Chairman Cox Details SEC's Sub-Prime Agenda for 2008
Chairman Christopher Cox outlined the SEC's top priorities in 2008 in an appearance at the Practising Law Institute's "SEC Speaks" conference in Washington DC. A large part of the Commission’s agenda will be to examine the role of market participants in the recent financial markets turmoil.
The full impact of the subprime mortgage crisis for the U.S. and global markets is not fully known, but Cox said the SEC has begun investigations into whether fraud or breaches of fiduciary duty were implicated with respect to collateralized debt obligations.

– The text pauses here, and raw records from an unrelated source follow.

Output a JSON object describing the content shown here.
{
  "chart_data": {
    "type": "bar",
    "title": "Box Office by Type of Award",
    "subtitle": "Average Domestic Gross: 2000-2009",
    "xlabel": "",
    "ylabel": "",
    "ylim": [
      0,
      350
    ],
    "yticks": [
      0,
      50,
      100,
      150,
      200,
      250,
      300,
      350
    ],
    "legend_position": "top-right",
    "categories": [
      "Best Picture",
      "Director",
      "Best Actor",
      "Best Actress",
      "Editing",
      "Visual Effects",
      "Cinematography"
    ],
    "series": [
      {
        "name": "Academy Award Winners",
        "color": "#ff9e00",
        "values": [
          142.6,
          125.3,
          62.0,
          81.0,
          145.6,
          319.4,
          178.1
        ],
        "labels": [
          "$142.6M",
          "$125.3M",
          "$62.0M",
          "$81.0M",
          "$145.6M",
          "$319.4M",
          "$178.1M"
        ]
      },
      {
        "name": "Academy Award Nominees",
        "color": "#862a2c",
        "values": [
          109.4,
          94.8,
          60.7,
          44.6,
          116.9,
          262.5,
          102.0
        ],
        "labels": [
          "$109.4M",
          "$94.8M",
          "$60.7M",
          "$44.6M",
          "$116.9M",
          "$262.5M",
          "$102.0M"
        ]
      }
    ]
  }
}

The SEC will examine whether bank holding companies and securities firms properly disclosed information about their CDO portfolios and valuations.
Moreover, Cox said the staff will examine whether brokers adhered to the suitability requirements when they sold complex debt-related derivatives and whether insiders traded on nonpublic information to sell these securities.
The SEC chair also indicated that the role of the credit rating agencies will be examined. Currently, the European Commission is also looking into the role that rating agencies played in the valuation of complex securitized financial products.
The problems with the subprime market also raise significant accounting questions, he said, so the Office of the Chief Accountant plays a significant role as a member of the task force. The Division of Corporation Finance will focus on disclosure-related concerns.